We are currently seeing a lot of noise about cyber security in the press and the industry in general. Much of this stems from the widespread ransomware attacks that have made headline news across the globe earlier this year. Undoubtedly, this noise does a good job in heightening awareness, but it doesn’t always help in getting solid and reliable facts and advice to the people that really need it.
The threat landscape is more challenging now than it has ever been. The threats that we face are increasingly complex, diverse and intelligent. Additionally, the rate at which these threats morph and evolve is accelerating and will continue to do so.

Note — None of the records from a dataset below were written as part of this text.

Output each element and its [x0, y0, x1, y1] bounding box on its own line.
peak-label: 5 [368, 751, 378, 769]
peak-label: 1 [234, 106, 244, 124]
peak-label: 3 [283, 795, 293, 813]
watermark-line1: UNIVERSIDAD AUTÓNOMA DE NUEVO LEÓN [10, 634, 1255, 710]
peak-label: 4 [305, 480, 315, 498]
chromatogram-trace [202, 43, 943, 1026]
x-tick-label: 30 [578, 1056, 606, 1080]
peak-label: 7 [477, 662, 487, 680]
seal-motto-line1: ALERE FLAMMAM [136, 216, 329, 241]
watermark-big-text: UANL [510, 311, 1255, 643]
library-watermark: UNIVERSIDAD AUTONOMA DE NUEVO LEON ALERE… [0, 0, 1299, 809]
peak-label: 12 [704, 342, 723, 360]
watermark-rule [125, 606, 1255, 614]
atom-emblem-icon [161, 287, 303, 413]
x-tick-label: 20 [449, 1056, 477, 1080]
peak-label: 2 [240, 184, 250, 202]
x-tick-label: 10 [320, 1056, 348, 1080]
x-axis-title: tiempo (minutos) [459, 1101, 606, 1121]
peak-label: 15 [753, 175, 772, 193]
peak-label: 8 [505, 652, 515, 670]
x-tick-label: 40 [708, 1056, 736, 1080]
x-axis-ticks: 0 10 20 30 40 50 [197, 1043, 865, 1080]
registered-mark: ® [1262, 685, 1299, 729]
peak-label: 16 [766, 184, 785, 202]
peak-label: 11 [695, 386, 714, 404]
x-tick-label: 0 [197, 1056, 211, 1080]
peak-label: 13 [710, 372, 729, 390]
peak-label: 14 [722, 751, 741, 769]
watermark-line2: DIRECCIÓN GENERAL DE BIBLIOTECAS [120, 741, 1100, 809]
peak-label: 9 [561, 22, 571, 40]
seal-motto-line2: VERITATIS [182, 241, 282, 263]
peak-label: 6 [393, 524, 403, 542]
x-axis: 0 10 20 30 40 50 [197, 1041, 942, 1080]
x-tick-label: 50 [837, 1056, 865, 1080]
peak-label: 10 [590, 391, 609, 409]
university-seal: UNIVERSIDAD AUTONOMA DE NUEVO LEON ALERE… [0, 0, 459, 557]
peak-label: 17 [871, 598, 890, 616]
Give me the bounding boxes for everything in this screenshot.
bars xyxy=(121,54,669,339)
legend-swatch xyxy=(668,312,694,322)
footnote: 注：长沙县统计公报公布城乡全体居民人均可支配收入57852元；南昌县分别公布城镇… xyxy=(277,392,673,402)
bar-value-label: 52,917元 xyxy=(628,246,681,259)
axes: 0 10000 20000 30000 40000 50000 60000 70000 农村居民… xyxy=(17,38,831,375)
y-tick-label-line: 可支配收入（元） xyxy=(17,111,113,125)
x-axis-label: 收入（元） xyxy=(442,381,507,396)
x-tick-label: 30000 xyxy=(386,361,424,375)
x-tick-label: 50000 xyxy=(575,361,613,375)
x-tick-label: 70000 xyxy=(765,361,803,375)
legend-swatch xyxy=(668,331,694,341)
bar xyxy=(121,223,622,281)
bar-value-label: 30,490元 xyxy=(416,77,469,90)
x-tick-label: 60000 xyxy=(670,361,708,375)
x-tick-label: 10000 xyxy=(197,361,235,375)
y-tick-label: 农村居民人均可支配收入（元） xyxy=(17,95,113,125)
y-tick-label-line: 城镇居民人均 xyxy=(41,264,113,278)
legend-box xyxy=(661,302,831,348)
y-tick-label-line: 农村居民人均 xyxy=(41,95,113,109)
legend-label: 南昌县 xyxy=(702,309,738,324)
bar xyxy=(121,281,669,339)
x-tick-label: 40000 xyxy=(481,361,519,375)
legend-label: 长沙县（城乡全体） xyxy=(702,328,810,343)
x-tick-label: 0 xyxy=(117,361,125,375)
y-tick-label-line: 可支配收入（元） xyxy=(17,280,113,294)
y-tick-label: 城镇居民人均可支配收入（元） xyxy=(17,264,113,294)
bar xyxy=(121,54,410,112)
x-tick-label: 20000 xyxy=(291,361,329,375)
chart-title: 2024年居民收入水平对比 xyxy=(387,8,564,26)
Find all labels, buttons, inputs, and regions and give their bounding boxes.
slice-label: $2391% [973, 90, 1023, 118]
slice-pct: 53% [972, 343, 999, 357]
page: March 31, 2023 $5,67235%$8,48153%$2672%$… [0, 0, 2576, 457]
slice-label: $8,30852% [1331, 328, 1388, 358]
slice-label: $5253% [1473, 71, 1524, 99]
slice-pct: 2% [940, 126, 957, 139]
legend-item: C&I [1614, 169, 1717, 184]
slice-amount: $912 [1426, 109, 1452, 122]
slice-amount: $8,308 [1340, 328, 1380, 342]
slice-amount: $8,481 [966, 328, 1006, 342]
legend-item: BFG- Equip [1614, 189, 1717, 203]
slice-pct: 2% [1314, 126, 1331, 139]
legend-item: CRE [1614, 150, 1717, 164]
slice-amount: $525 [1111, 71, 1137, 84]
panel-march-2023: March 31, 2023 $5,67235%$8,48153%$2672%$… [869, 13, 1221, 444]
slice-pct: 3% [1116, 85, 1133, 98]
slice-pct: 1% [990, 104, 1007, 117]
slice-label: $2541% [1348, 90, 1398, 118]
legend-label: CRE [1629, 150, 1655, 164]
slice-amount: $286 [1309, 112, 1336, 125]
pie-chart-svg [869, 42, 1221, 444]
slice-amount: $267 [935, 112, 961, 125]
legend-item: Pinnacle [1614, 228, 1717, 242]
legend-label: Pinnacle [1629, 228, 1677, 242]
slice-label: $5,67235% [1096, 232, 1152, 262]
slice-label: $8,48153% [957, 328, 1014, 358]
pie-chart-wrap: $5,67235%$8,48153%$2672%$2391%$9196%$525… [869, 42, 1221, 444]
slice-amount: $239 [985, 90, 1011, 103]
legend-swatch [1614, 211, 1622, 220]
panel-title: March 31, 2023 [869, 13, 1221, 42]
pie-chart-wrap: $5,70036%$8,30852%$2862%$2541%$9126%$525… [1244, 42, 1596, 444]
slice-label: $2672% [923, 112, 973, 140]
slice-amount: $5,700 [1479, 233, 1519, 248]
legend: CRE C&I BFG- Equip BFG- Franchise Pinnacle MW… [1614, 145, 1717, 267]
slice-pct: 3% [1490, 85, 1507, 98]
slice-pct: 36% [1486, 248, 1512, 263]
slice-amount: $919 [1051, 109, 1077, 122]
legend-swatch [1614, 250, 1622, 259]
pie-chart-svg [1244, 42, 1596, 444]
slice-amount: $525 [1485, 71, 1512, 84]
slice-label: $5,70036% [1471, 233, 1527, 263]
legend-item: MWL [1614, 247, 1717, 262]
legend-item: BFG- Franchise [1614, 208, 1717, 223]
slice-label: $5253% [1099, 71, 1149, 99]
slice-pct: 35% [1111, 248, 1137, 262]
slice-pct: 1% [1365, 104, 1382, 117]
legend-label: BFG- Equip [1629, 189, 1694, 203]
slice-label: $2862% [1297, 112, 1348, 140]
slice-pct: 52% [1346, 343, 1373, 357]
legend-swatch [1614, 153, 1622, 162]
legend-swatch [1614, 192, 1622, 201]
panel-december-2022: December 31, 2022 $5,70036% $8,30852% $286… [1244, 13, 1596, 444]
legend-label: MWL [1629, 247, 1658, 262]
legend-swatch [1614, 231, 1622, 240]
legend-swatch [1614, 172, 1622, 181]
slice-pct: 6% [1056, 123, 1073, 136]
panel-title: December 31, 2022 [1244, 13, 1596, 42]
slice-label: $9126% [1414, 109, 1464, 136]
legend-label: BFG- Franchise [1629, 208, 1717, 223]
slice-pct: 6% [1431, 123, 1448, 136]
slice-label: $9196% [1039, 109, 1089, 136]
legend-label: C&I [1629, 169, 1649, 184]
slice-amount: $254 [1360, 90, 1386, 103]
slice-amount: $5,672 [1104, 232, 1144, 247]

The companies that specialise in providing security solutions to protect us are well-resourced and continue to keep pace with their adversaries on the other side of the security fence. Whilst that is good news, one of the challenges that security companies and organisations face is keeping users and managers of IT systems educated at a rate that keeps pace with the threats they face.
In short, if you don’t understand the threat you face or keep pace with how that threat evolves, you won’t invest in updated solutions to fight that threat. This applies to the professionals who are responsible for running security systems. Likewise, it also applies to their users whom also need to be continually educated. Users have always been a potential weak link in security defences. Keeping users aware of changing threats is an important part of the overall defence strategy.
In a recent survey DSA conducted on behalf of Trend Micro in October this year, titled “State of the Nation – The Singapore Cyber Threat”, over one-third of security and IT professionals in Singapore identified lack of education amongst their users as a factor that has increased the security threat to their organisation. The survey also highlighted confusion and lack of clarity on advanced threat protection technologies such as machine learning and artificial intelligence.
Knowledge is the backstop in any security strategy. Arming yourself with the most current understanding of the newest threats and the technology to mitigate against them is a critical and fundamental element of any security strategy. Based on the findings referenced above, it looks like many Singaporean IT and security professionals agree that knowledge is king. The important next step is to cut through the noise to stay educated from reliable sources.